Pero por alguna razón el espectáculo ante mis ojos no me era grato, es claro que uno imita a quien admira y la verdad muchos de esos personajes no me parecen dignos de admiración. El sistema de creación y difusión de objetos culturales ha sido cooptado por las lógicas de la acumulación del dinero. Los artistas son entonces valorados más por su capacidad de llamar la atención que por lo que realmente hacen, solo vale si y solo si produce rating ¿Que el tipo canta mal? Sí, pero produce rating, ¿que solo canta obscenidades? Sí, pero produce rating y esa dinámica hace que las expresiones más pensadas, esas que requieren un poco más de elaboración, se van moviendo hacia las periferias.
La fama es quizás el anhelo principal de muchas personas que participan en estos concursos y de muchos artistas en general, no es que la fama sea mala per se, pero no es lo mismo hacerse famoso por el trabajo que se hace, que trabajar para hacerse famoso. Prefiero a la fama como una consecuencia de hacer las cosas bien, que como un fin en sí misma. Veo a muchos artistas con hambre de hacerse famosos, no de destacarse por sus aportes a la cultura. Entre los efectos adversos de esta situación es que mientras muchos payasos sin talento ostentan unas economías muy fuertes, multitudes de artistas talentosos y comprometidos con su trabajo no llegan a fin de mes.

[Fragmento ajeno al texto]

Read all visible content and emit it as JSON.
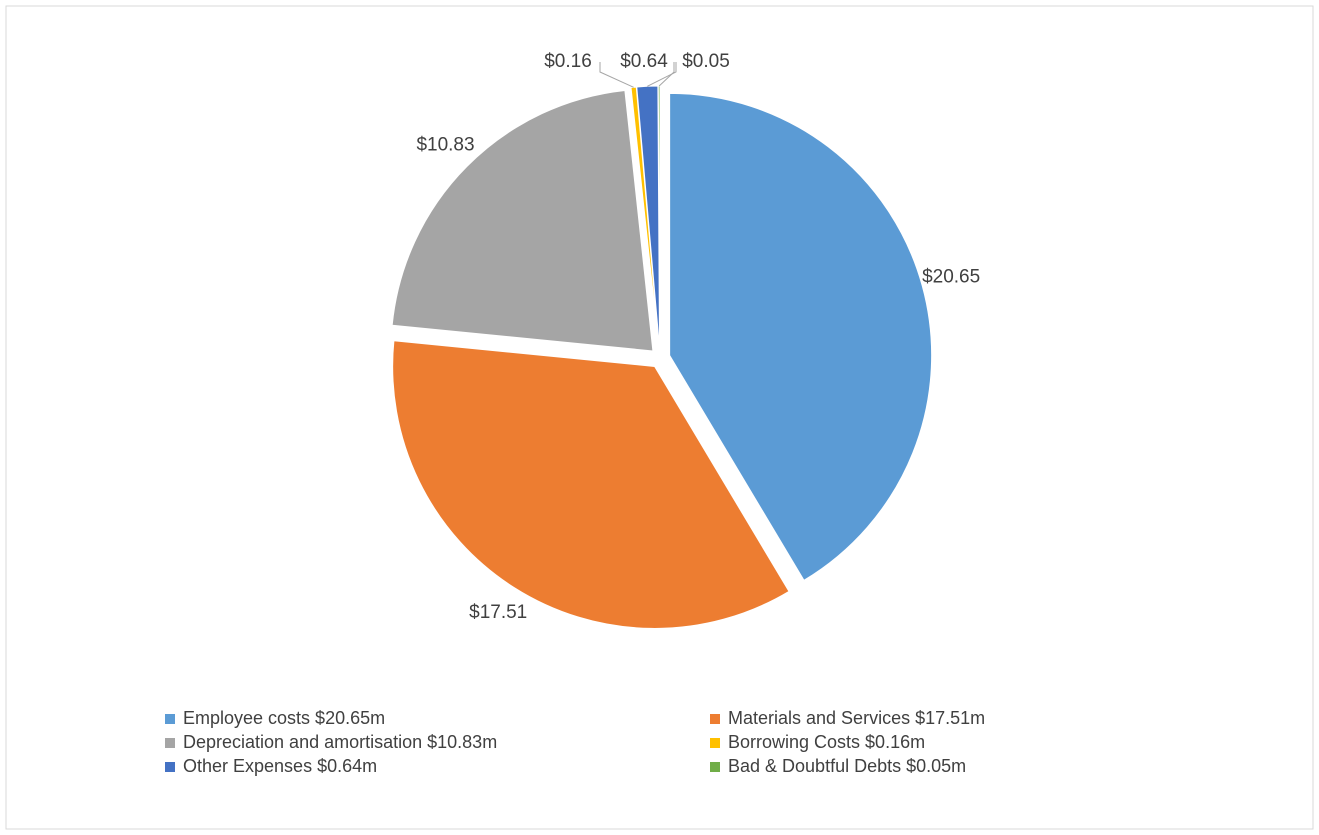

A la larga todo esto es consecuencia de que no somos un país respetable, somos un Yo me llamo, imitamos las instituciones de las repúblicas democráticas, con un sistema judicial que imita la justicia, un poder legislativo que imita a un inodoro, y un presidente que imita a un expresidente que, a su vez, imita a un capo del narcotráfico que imitaba a Al Capone. Por eso acá todo funciona a medias, porque somos la imitación, la copia, el Yo me llamo.
Y creo que así como Colombia llegará a ser un país respetable el día en que encuentre su propia razón de ser en la Historia, muchos artistas pasarán a a ella el día en que se atrevan a ser auténticos. El día que dejen de estar imitando pendejos, persiguiendo la fama, buscando el éxito y amistándose con comerciantes polémicos de Puerto Boyacá. El día que entiendan que el trabajo del artista es quizás uno de los más importantes que tenemos, porque a la larga el arte es lo único que queda. Muy triste si doscientos años en el futuro, este, nuestro tiempo, es recordado por las canciones de Jessi Uribe, los chistes de la Liendra, los poemas de Aura Cristina Geithner o los flojos realities de la televisión privada.